The same objection was made as to the road and bridge tax of St. Albans township, and an amendment was offered when the trial court held that the objection filed as to that tax was not sufficiently definite. What we have said with reference to the objection to the road and bridge tax of Bear Creek township, and as to amending such objection, applies with equal force to the corresponding proceedings as to the road and bridge tax of St. Albans township. We think the court erred in not permitting the amendment.

Objection was also made as to the village tax of the village of West Point, in said county. This objection stated, in substance, that no certified ’copy of any levy ordinance was on file in the county clerk’s office, and that therefore said tax was void. The point of this objection, as we understand the argument of counsel, is, that the original ordinance, and not a certified copy, was filed with the county clerk, and that under the decisions of this court, as is conceded by counsel for appellee, in order to levy a legal tax of this nature a certified copy of the ordinance authorizing the levy should be put on file with the county clerk rather than the original. But it is insisted by counsel that no proper proof was made that a certified copy was not filed at the time the tax was levied. We think this objection as to the village tax of West Point was sufficiently specific and definite to require the trial court to hear evidence in support thereof. Appellant offered to prove by a former village clerk of West Point that this clerk filed with the county clerk the original ordinance and not a certified copy. The court sustained an objection to this evidence on the ground that it was secondary and not primary evidence, and that no proper foundation had. been laid for its introduction by showing that whatever ordinance of the village of West Point had been filed with the county clerk had been lost. No attempt was made by counsel for appellant to prove that the ordinance that was filed, whether a certified copy or the original, was lost or could not be found by a proper search. We think until it was shown that no ordinance or certified copy of the ordinance of said village of West Point could be found on file in the county clerk’s office, it was not proper to prove by the village clerk of West Point that he had filed the original and not a certified copy of said ordinance. For this reason we think the trial court rightly overruled this objection, as there was no proper proof offered as to whether the ordinance upon which the tax was extended was the original or a certified copy.

Counsel for appellant further insist that the judgment order did not properly describe the property of appellant so that it could be definitely located by a competent surveyor.

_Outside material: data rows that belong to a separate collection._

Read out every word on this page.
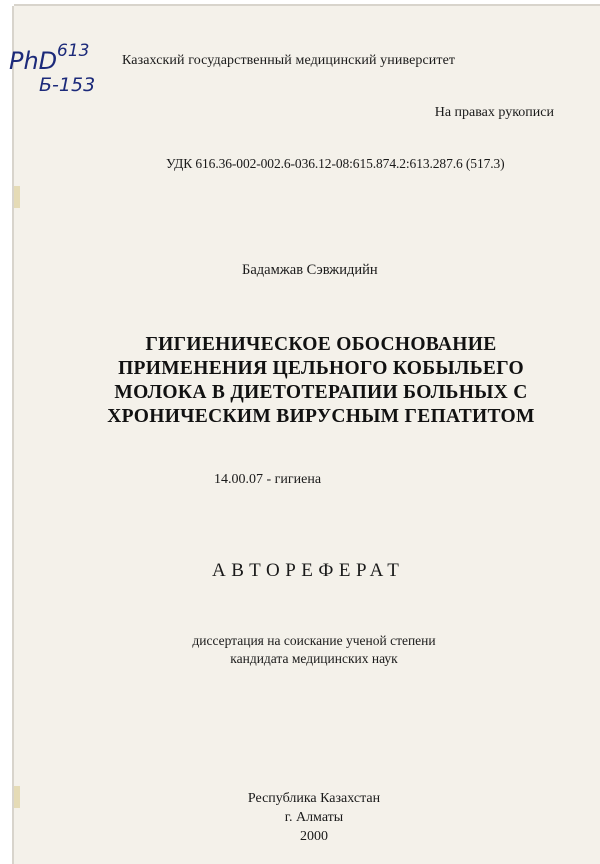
PhD 613
Б-153

Казахский государственный медицинский университет

На правах рукописи

УДК 616.36-002-002.6-036.12-08:615.874.2:613.287.6 (517.3)

Бадамжав Сэвжидийн

ГИГИЕНИЧЕСКОЕ ОБОСНОВАНИЕ
ПРИМЕНЕНИЯ ЦЕЛЬНОГО КОБЫЛЬЕГО
МОЛОКА В ДИЕТОТЕРАПИИ БОЛЬНЫХ С
ХРОНИЧЕСКИМ ВИРУСНЫМ ГЕПАТИТОМ

14.00.07 - гигиена

АВТОРЕФЕРАТ

диссертация на соискание ученой степени
кандидата медицинских наук

Республика Казахстан
г. Алматы
2000
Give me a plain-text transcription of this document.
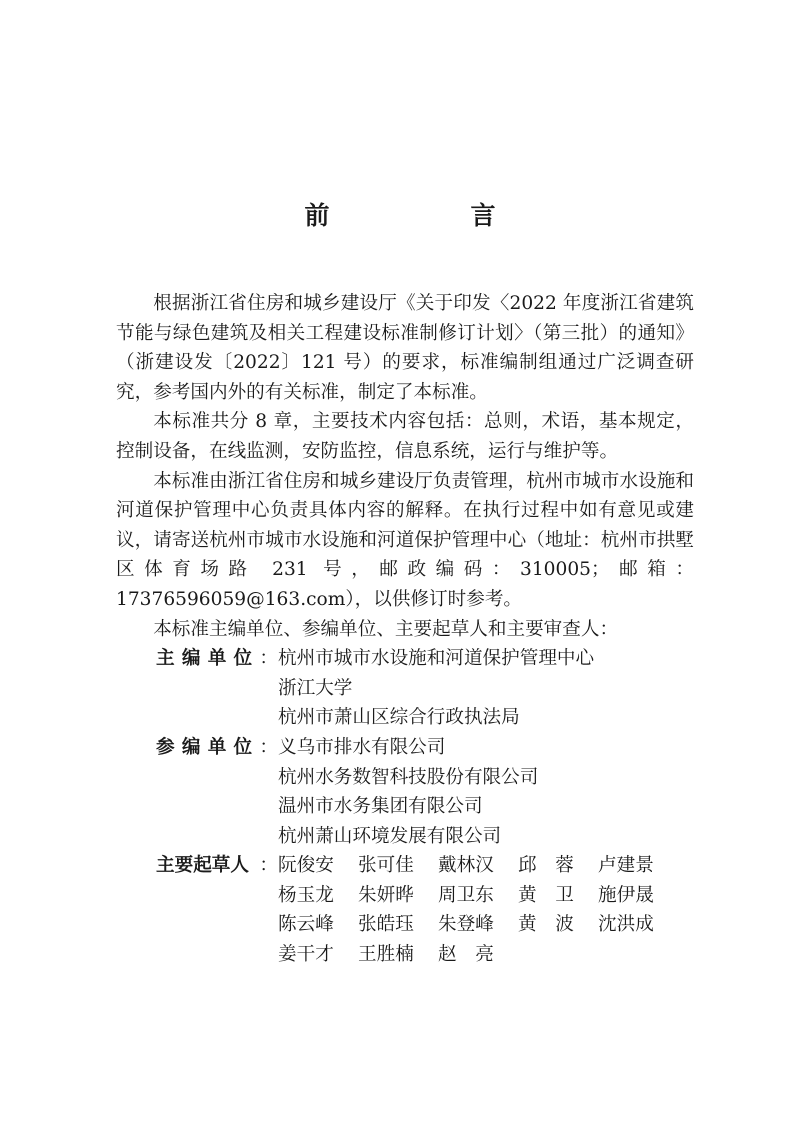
前　言

根据浙江省住房和城乡建设厅《关于印发〈2022 年度浙江省建筑节能与绿色建筑及相关工程建设标准制修订计划〉（第三批）的通知》（浙建设发〔2022〕121 号）的要求，标准编制组通过广泛调查研究，参考国内外的有关标准，制定了本标准。

本标准共分 8 章，主要技术内容包括：总则，术语，基本规定，控制设备，在线监测，安防监控，信息系统，运行与维护等。

本标准由浙江省住房和城乡建设厅负责管理，杭州市城市水设施和河道保护管理中心负责具体内容的解释。在执行过程中如有意见或建议，请寄送杭州市城市水设施和河道保护管理中心（地址：杭州市拱墅区体育场路 231 号，邮政编码：310005；邮箱：17376596059@163.com），以供修订时参考。

本标准主编单位、参编单位、主要起草人和主要审查人：

主 编 单 位 ： 杭州市城市水设施和河道保护管理中心
浙江大学
杭州市萧山区综合行政执法局
参 编 单 位 ： 义乌市排水有限公司
杭州水务数智科技股份有限公司
温州市水务集团有限公司
杭州萧山环境发展有限公司
主要起草人 ： 阮俊安	张可佳	戴林汉	邱　蓉	卢建景
杨玉龙	朱妍晔	周卫东	黄　卫	施伊晟
陈云峰	张皓珏	朱登峰	黄　波	沈洪成
姜干才	王胜楠	赵　亮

As we understand the description objected to, it conformed in every particular to the description held good by this court in People v. Cleveland, Cincinnati, Chicago and St. Louis Railway Co. 270 Ill. 538, in that the delinquent list here, as there, described all of the property of appellant within the county of Hancock, but the judgment in each case was properly limited to that part of the property located in the town in which the particular tax was assessed. This being true, there is no merit in this objection.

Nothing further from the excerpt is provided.